"... and he prayed again, and the sky poured rain, and the earth produced its fruit" (James 5:18)
(Forward by: A. W. Tozer)
Great industrial concerns have in their employ men who are needed only when there is a breakdown somewhere. When something goes wrong with the machinery, these men spring into action to locate and remove the trouble and get the machinery rolling again. For these men a smoothly operating system has no interest. They are specialists concerned with trouble and how to find and correct it.
In the Kingdom of God things are not too different. God has always had His specialists whose chief concern has been the moral breakdown, the decline in the spiritual health of the nation or the Church. Such men were Elijah, Jeremiah, Malachi, and others of their kind who appeared at critical moments in history to reprove, rebuke, and exhort in the name of god and righteousness.
A thousand or ten thousand ordinary priests or pastors or teachers could labor quietly on, almost unnoticed, while the spiritual life of Israel or the Church was normal. But let the people of God go astray from the paths of truth, and immediately the specialist appeared almost out of nowhere. His instinct for trouble brought him to the help of the Lord and of Israel.
Such a man was likely to be drastic, radical, possible at times violent, and the curious crowd that gathered to watch him work soon branded him as extreme, fanatical, negative. And in a sense they were right. He was single-minded, severe, fearless, as these were the qualities the circumstances demanded. He shocked some, frightened others, and alienated not a few, but he knew Who had called him and what he was sent to do. His ministry was geared to the emergency, and that fact marked him out as different, a man apart.
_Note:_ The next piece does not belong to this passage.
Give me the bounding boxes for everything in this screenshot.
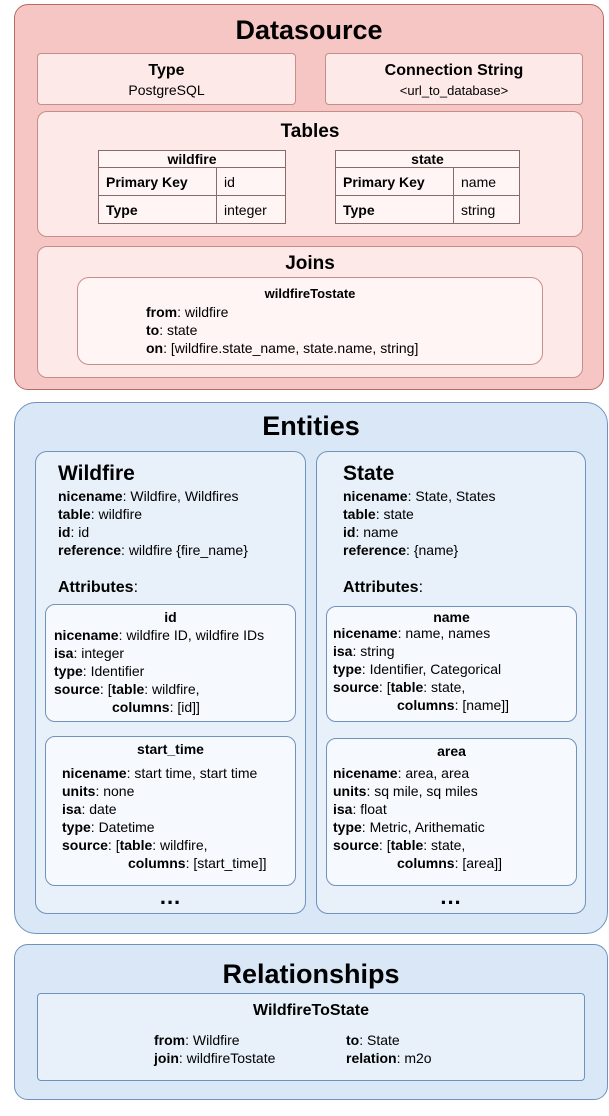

To such men as this the Church owes a debt too heavy to pay. The curious thing is that She seldom tries to pay him while he lives, but the next generation builds his sepulcher and writes his biography, as if instinctively and awkwardly to discharge an obligation the previous generation to a large extent ignored.
Such a man is not an easy companion. The professional evangelist who leaves the wrought-up meeting as soon as it ends to hurry over to the most expensive restaurant to feast and crack jokes with his sponsors will find this man something of an embarrassment, for he cannot turn off the burden of the Holy Spirit as one would turn off a faucet. He insists upon being a Christian all the time, everywhere; and again, that marks him out as different.
Toward him it is impossible to be neutral. His acquaintances are divided pretty neatly into two classes, those who love him with all admiration, and those who hate him with perfect hatred!
"When we go to God by prayer, the devil knows we go to fetch strength against him, and therefore he opposed us all he can." (R. Sibbes)
To the question, "Where is the Lord God of Elijah?" we answer, "Where He has always been - on the throne!" But where are the Elijah's of God? We know Elijah was "a man of like passions as we are," but alas! we are not en of like prayer as he was. One praying man stands as a majority with God! Today God is bypassing men - not because they are too ignorant, but because they are too self-sufficient. Brethren, our abilities are our handicaps, and our talents are our stumbling blocks!
Out of obscurity, Elijah came on to the Old Testament stage, a full-grown man. Queen Jezebel, that daughter of hell, had routed the priests of God and replaced them with groves to false deities. Darkness covered the land and gross darkness the people, and they were drinking iniquity like water. Every day the land, fouled with heathen temples and idolatrous rites, saw smoke curling from a thousand cruel altars.
Elijah lived with God. He thought about the nation's sin like God; he grieved over sin like God; he spoke against sin like God. He was all passion in his prayers and passionate in his denunciation of evil in the land. He had no smooth preaching. Passion fired his preaching, and his words were on the hearts of men as molten metal on their flesh.